出帆はできるだけその声に反応しないよう俯きながら、小さくため息をついた。
「お師匠さん、やっぱり有名なんですねー」
「いずほちゃんが有名でおかあさんも誇らしいわ~」
「ってなんでお母さんがいるのよ!」
当たり前のように三人にくっついて歩いている母に、出帆は今更ながらツッコミを入れた。
「え~、だっていずほちゃんの晴れ舞台よ? なんだかんだ今まで一度も見に来た事なかったし、どうせなら生でいずほちゃんが戦っているところ見たいじゃない」
「じゃないじゃなくて。高校生にもなって部活の大会に母親が見に来るって、恥ずかしすぎるわよ」
「まぁまぁ、おかあさんのことは引率の先生だと思って」
「思えるかっ!」
これ以上問答を繰り広げたところで、こういうときの母が絶対に引かない人だというのはよく知っている。仕方ないから出帆はいち早く受付を済ませるために歩を進めた。
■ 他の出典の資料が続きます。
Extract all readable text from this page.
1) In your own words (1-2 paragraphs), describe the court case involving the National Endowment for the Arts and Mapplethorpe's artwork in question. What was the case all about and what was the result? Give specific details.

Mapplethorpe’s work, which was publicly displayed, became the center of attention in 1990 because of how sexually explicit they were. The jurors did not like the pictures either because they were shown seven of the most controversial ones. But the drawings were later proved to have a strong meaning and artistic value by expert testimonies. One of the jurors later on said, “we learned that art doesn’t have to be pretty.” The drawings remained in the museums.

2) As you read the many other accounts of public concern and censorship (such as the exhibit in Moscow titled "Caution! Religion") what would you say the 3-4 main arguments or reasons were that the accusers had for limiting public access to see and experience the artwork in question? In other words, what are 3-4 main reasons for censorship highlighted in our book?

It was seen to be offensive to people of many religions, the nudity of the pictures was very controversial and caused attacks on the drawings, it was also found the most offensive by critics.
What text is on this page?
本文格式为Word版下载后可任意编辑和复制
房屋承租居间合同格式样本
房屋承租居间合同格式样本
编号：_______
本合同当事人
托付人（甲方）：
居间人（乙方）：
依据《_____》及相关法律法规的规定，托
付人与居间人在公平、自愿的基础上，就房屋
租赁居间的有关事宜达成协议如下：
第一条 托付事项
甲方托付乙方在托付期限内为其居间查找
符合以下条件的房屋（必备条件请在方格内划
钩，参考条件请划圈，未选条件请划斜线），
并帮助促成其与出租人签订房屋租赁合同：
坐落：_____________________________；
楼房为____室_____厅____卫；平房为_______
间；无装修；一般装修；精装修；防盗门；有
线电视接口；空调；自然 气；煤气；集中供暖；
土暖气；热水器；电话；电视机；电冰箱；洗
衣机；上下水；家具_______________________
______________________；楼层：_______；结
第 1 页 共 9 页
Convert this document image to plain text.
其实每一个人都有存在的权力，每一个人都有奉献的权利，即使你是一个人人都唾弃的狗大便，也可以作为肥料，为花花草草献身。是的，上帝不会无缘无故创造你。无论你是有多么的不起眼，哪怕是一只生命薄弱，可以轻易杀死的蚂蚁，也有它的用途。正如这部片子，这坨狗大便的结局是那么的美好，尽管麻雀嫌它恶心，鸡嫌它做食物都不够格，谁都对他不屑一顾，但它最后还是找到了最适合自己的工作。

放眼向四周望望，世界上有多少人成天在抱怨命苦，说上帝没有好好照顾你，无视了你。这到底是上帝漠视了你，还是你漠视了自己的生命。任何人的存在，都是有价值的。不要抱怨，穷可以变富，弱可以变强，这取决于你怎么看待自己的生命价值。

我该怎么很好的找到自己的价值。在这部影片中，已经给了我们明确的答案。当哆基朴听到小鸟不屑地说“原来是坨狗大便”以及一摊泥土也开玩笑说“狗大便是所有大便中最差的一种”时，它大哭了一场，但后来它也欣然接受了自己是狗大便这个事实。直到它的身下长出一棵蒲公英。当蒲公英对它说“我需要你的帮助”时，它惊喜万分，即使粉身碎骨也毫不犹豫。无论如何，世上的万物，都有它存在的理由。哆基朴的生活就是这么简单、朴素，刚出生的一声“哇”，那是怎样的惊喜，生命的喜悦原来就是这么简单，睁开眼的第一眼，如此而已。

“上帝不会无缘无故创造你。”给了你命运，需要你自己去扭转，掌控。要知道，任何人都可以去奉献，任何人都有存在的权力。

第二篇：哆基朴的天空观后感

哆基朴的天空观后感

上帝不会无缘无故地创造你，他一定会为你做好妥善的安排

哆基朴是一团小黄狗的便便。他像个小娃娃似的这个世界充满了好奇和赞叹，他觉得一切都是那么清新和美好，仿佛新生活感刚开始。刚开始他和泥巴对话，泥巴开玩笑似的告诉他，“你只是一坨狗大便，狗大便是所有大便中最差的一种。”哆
それからあっさりと受付を済ませると、出帆たちは巨大スクリーンが備え付けられた、数百人が同時に観戦できる、映画館のような観戦室へ向かった。
「あら、出帆ちゃん」
辿りついたところで、なじみ深い人に出くわした。
「……佃先輩」
栄高校ぷよぷよぶ部長、佃通雨だった。
「出帆ちゃん、ぷよぷよやめてなかったのね。よかった」
「ええ、まぁ」
心底嬉しそうに温和な笑みを浮かべる通雨。ああ、やはり聖母だこの人は、と、出帆は少しだけ心臓に苦しみを感じた。
そうして出帆が言葉に窮していると、佃は出帆の後ろ、深緒を見て目を丸くした。
「あら、そちらはひょっとして、岩浪深緒さん? 二年前、一度だけ対戦したことがあるんだけど、わたしのこと覚えているかしら?」
「……どうも。その節は。こっぴどくやられたのを覚えてますよ」
苦いものを噛んだように顔をしかめ、吐き捨てる。
「ふふ。わたしもわたしで、この人と同世代じゃなくてよかったって心底安心したものよ。一年前に引退したって聞いて心配だったけれど、その様子だと今日出てくるのかしら?」
「アタシは佃さんとは当たらないっすけどね」
出帆を見やって言う。
佃は深緒の視線に得心したらしく、もう一度「ふふ」と笑って言った。
「そう。出帆ちゃんに深緒さんが出てくるのね。これは、楽には全国に行けなさそうね。気を引き締めるわ」
それじゃあ、と言って、出帆たちの横をすり抜けてゆく。
反射的に。出帆は声をかけた。
その、憧れの背中に。
「佃先輩。……そもそも、佃先輩たちは全国には行けないです」
佃が、振り返る。
柔和な笑みを浮かべながらも、目を丸くして。
「全国に行くのは、うちです」
出帆は、それが少し嬉しくて。
だから、言葉を重ねた。
「私と、岩浪と、灼ちゃんです」
三人で積み重ねた、この一週間の重みを込めて。
言った。
「……出帆ちゃん。変わったわね」
じっと、出帆を見つめた佃は、やがて先よりさらに嬉しそうに笑んだ。
「出帆ちゃん、トーナメント、見た? わたしたちが当たるのは、最後よ。……今から決勝戦が待ち遠しいわ」
「私もです」
出帆はうなずいて、佃に背を向けた。
あとは、戦いの中でこの言葉を証明するだけだ。
――全国を賭けた戦いが、始まる。